My husband hates it when a news story cycles over and over, so it was no surprise that his response to seeing the “Imus” story yet again was “God, is that still on?”

“No” I said, “It’s good. It’s created a dialogue.”

This past week I’ve heard topics discussed that nobody was talking about in the “mainstream-all-Anna-Nicole-Smith-all-the-time-media.” Racism, sexism, media consolidation, money, power, censorship, moral decay. Real conversation about real things that hit us where we actually live instead of the typical fanfare of “baby’s daddies” and “shaved heads.”

It even prompted a conversation between me and a couple of Jehovah’s Witness women that came to my door. They gave me a pamphlet about morality and my response was “Tell me about it. Since when did women’s liberation become Girls Gone Wild?” One of the women responded “Yeah, there’s no Gloria Steinem in that.” I think had the conversation gone on, we might have diverged on our definitions of morality. But, we did agree that our shared frustration had its roots in the continual bombardment by media of images, words and yes, music, that denigrates women and returns us to the object status that Betty Friedan railed against in the Feminine Mystique. Here we are four decades later and our mops have been replaced by booty calls. And so much of that has been manufactured by a media who as the Rutger’s coach said, sees one color, that being green.

In that environment where it’s all just fun, one big long hoot, eighteen year old girls get called dirty names by a worn out old coot.

But more than what’s out there, I spend time worrying about what’s on the inside. It is not my imagination that young women have internalized sexual exploitation and why shouldn’t they, they’re being hammered by it constantly. I saw a girl who couldn’t have been more than ten walking through the mall (with her mother) wearing the shortest of shorts on which the words “Hot Stuff” were embroidered. The media message is clear; being sexually desirable makes you somebody, not being somebody makes you sexually desirable.

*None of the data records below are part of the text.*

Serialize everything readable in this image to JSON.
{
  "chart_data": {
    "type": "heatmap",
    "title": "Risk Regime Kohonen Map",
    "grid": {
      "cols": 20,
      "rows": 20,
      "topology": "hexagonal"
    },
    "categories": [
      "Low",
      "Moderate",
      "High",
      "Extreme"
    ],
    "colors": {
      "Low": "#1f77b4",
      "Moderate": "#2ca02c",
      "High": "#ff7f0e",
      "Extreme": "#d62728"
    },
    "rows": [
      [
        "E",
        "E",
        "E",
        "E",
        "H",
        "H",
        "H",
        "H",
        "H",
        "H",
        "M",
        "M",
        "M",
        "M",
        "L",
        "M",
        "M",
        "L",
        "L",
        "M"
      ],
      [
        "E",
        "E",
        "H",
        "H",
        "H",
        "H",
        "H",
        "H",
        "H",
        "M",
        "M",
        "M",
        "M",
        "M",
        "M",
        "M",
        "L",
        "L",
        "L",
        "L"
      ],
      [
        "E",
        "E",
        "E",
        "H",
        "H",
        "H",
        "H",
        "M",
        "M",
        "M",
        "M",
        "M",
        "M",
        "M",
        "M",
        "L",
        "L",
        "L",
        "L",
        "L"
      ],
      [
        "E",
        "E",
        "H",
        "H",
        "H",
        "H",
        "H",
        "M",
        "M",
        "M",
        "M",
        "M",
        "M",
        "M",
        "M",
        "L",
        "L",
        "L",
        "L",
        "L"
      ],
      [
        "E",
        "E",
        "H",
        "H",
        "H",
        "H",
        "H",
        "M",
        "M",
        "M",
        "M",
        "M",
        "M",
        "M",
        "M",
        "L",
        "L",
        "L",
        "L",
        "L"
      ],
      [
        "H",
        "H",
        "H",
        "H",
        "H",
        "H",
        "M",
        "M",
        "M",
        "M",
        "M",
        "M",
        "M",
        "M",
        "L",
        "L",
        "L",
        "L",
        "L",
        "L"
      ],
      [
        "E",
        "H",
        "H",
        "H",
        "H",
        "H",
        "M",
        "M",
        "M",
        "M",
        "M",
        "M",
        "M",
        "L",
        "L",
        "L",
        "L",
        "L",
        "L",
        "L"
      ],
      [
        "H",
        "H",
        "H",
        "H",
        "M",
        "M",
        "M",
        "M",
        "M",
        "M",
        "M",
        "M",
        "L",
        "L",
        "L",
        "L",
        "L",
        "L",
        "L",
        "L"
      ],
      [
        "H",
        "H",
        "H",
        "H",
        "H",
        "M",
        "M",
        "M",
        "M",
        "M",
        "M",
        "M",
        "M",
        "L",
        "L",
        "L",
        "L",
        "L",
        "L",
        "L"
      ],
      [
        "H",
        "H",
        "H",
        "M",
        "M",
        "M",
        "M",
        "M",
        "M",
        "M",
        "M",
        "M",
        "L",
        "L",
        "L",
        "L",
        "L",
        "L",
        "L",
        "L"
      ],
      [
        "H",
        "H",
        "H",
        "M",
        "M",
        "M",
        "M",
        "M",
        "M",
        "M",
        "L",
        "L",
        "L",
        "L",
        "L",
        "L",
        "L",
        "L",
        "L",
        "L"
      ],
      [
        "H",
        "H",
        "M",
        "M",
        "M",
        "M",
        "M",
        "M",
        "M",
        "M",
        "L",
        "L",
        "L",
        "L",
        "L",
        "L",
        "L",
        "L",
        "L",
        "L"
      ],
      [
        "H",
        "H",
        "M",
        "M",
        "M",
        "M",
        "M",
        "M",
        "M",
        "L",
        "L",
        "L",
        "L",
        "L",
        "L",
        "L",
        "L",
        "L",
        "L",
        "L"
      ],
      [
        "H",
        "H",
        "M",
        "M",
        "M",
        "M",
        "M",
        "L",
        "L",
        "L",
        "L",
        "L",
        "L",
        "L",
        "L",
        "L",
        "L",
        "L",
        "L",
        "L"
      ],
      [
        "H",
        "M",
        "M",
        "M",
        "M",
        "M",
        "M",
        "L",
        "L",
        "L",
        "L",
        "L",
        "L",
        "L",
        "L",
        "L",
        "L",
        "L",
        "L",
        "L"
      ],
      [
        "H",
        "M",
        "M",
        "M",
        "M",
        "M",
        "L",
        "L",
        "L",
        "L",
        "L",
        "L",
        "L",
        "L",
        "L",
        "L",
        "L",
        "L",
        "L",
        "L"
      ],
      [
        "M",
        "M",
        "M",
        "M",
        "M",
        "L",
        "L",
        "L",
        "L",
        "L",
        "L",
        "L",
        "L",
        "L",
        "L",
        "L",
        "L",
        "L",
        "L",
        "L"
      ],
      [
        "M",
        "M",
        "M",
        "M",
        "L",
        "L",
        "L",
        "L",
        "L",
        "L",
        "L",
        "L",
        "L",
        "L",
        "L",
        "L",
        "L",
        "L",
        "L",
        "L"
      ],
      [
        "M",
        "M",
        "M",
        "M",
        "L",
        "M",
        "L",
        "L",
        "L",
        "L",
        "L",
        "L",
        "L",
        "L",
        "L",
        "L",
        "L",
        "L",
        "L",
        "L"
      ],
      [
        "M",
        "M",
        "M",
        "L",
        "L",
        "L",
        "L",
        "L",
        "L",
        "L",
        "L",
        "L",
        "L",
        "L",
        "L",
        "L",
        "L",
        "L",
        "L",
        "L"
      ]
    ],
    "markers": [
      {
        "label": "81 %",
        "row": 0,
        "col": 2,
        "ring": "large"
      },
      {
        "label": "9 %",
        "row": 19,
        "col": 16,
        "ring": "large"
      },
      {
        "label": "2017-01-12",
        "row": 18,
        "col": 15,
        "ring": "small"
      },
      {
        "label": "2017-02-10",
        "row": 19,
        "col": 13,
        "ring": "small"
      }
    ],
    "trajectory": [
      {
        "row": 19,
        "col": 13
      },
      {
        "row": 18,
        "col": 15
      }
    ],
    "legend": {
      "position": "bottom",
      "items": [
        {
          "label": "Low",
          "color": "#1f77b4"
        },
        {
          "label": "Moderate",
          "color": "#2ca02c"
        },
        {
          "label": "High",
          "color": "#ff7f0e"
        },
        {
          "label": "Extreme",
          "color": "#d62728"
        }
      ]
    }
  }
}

I wonder how long the conversation about media consolidation will last? This past week I finally heard some black journalists getting a chance to tackle the subject on Reliable Sources with Howard Kurtz. But when one of the journalists started really drilling down on who owns the air waves, Kurtz cut him short because it was time for a commercial break.

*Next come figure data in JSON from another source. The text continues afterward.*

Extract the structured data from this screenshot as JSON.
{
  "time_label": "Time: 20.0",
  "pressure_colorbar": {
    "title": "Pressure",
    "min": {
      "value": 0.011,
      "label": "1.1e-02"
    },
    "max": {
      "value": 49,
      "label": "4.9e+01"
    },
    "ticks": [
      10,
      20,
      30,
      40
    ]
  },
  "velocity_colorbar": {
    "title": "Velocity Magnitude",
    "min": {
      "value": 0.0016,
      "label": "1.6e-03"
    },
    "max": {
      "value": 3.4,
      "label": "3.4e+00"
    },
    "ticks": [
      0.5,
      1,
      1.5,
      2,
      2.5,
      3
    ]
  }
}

So it’s no wonder that we never really get to how racial exploitation is a big money maker and how Hollywood continues to rake in dough portraying every black man as a pimp and every black woman as a prostitute. And we can’t get there because the board rooms of corporate media are short on women and certainly short on people of color. We won’t arrive at any positive resolutions any time soon as long as the Academy of Motion Pictures Arts and Sciences think the following lyrics deserve an Oscar.

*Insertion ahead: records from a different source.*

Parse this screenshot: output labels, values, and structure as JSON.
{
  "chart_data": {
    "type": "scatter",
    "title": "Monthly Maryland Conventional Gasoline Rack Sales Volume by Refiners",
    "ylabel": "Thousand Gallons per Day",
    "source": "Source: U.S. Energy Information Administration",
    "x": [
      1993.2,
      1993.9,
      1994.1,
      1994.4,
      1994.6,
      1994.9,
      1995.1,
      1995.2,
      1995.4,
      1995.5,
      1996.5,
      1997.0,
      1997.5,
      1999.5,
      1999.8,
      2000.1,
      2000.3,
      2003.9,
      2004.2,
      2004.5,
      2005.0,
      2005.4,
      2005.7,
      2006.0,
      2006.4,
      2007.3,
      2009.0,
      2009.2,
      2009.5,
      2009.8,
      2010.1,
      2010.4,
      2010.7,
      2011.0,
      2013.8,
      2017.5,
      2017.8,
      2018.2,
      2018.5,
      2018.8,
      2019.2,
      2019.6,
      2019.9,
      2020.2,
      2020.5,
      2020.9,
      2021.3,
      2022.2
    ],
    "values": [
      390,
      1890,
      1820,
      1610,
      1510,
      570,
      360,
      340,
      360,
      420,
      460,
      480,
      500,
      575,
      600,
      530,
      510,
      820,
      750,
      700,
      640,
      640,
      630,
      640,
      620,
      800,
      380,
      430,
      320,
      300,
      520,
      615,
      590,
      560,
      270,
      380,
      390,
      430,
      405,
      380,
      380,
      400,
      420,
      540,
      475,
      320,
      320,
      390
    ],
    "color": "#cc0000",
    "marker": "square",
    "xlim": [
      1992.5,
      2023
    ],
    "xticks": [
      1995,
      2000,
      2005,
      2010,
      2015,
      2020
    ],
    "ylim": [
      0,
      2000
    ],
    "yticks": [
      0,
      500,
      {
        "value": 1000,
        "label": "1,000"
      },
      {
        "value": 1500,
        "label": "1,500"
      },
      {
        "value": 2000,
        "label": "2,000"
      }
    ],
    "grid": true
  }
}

“Wait I got a snow bunny, and a black girl too
You pay the right price and they'll both do you
That's the way the game goes, gotta keep it strictly pimpin
Gotta have my hustle tight, makin change off these women, yeah”

Nor will we change anything as long as we believe that putting pressure on advertisers and sponsors to get media cleaned up is censorship. It’s not censorship when Imus is fired but it is censorship when Rap is held to account, or at least the white board rooms that exploit the lowest common denominators in our society are held to account? I do think Imus should have been fired, but I also believe there’s a few dozen more heads in music, television and film, that need to roll

Me and the Jehovah’s Witness women probably do have a lot of differences in our definitions of morality. But I got the sense, in that brief conversation, that we would agree that somewhere, somehow there has to be a limit.

The parents of the Rutger’s team need to be congratulated for doing such an outstanding job raising those girls, given they were challenged every step of the way by a media that believes swimming in a cesspool is perfectly acceptable behavior. Where is their fifteen minutes of fame? Where is their award?